Combining all three is elegant in theory. Not only do the RTP and the RHNA operate under different philosophical approaches to growth forecasts, they also operate under different timelines (2007-2010 and 2008-2014, respectively). By merging these two processes – and bumping the RHNA for two years in the process – SCAG and its member local governments could operate off of only one growth forecast, not two. (The way the system is supposed to work, SCAG’s growth forecast would be created for transportation purposes, then amended based on a variety of local constraints – sewer and water capacity, open space, agricultural preservation – that are currently contained in state law.)

To the extent that this doesn’t line up with the 2% Strategy, SCAG could encourage locals to do more infill – and maybe even encourage some locales to take more than their RHNA numbers – by providing infrastructure funds and regulatory relief that wouldn’t otherwise be available.
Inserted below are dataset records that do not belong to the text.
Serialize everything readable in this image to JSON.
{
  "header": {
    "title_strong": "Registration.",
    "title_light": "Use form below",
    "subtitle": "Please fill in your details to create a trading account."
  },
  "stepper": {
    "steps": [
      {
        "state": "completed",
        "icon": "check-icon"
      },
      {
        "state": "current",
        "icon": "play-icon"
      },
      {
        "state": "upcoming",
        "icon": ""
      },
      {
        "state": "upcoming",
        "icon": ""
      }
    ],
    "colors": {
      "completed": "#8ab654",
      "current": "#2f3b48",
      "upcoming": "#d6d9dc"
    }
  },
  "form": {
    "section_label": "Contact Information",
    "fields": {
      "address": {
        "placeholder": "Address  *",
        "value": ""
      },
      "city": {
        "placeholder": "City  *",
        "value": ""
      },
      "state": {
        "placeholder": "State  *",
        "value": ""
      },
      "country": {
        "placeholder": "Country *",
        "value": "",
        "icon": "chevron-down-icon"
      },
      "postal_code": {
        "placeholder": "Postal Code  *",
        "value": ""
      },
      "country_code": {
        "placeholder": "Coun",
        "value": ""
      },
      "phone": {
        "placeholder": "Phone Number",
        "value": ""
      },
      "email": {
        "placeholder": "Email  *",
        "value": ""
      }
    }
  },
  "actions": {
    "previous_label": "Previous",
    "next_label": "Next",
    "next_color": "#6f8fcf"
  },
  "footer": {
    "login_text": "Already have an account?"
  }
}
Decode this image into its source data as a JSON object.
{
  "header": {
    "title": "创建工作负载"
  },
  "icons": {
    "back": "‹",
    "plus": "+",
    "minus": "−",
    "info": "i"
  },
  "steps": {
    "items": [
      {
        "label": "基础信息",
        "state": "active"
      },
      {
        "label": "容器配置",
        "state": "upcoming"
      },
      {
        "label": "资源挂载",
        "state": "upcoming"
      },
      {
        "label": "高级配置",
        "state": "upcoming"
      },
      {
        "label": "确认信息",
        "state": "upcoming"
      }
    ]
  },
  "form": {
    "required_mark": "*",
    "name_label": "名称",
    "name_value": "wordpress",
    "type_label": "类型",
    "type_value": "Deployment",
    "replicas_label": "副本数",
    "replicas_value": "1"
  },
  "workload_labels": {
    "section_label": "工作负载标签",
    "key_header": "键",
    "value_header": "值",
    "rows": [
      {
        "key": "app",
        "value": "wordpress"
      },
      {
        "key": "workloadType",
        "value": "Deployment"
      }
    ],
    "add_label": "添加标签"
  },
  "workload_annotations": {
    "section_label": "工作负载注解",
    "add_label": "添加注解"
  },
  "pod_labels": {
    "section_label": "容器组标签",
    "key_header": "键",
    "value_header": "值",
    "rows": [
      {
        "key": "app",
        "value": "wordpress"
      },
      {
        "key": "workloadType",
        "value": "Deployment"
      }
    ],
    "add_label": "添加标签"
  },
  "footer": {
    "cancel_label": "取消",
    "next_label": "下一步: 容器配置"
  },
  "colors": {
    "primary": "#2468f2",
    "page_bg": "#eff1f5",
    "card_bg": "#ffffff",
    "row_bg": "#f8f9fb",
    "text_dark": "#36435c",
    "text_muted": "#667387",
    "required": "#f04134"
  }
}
Elegant in theory. Even though the Regional Council approved the pilot program, it is clear from the formal comments made by cities and counties that many locals are wary because they fear the pilot program will be a way to impose 2%-style higher densities on them. In its responses, SCAG stuck consistently to the line that the RHNA is a consensus process and 2% implementation is voluntary. As a result, SCAG has had to finesse the question of whether the 2% Strategy is designed to deliver numerical results.

As the SCAG staff wrote in response to one comment from a city: “The Compass program will always be voluntary, however, the Compass is not about the ‘number,’ rather it is a series of policy instruments built upon incentives tie (sic) to performance (i.e., beyond and above local inputs) and tie (sic) to well-delineated 2% opportunity areas.” SCAG’s further comments suggest that the agency simply hopes that by adopting such policy instruments “the [desired] distribution could be realized by the end of the planning period.”

And therein lies the rub. It’s not about which numbers to use so much as it’s about whether to use numbers at all. In the pursuit of smart growth, all of us – not just SCAG — are straddling. Smart growth advocates – myself included – often argue that focusing on numbers is a divisive enterprise, and instead we should focus on the quality and pattern of urban development. But we’re still stuck with the numbers-oriented state housing law, as well as the numbers-oriented federal law requiring the RTP.

To some extent, the smart growthers are operating on faith, hoping that people will like the on-the-ground results enough that, in the end, they will accept higher numbers. Almost inevitably, the jurisdictions in question here are the older suburbs in the San Gabriel Valley, the South Bay, and southern Los Angeles and northern Orange Counties. Yet many of these same cities are the ones most resistant to growth and to SCAG, whereas most new development still occurs in the Inland Empire and the Antelope Valley.

It remains to be seen whether faith is any match for hard numbers.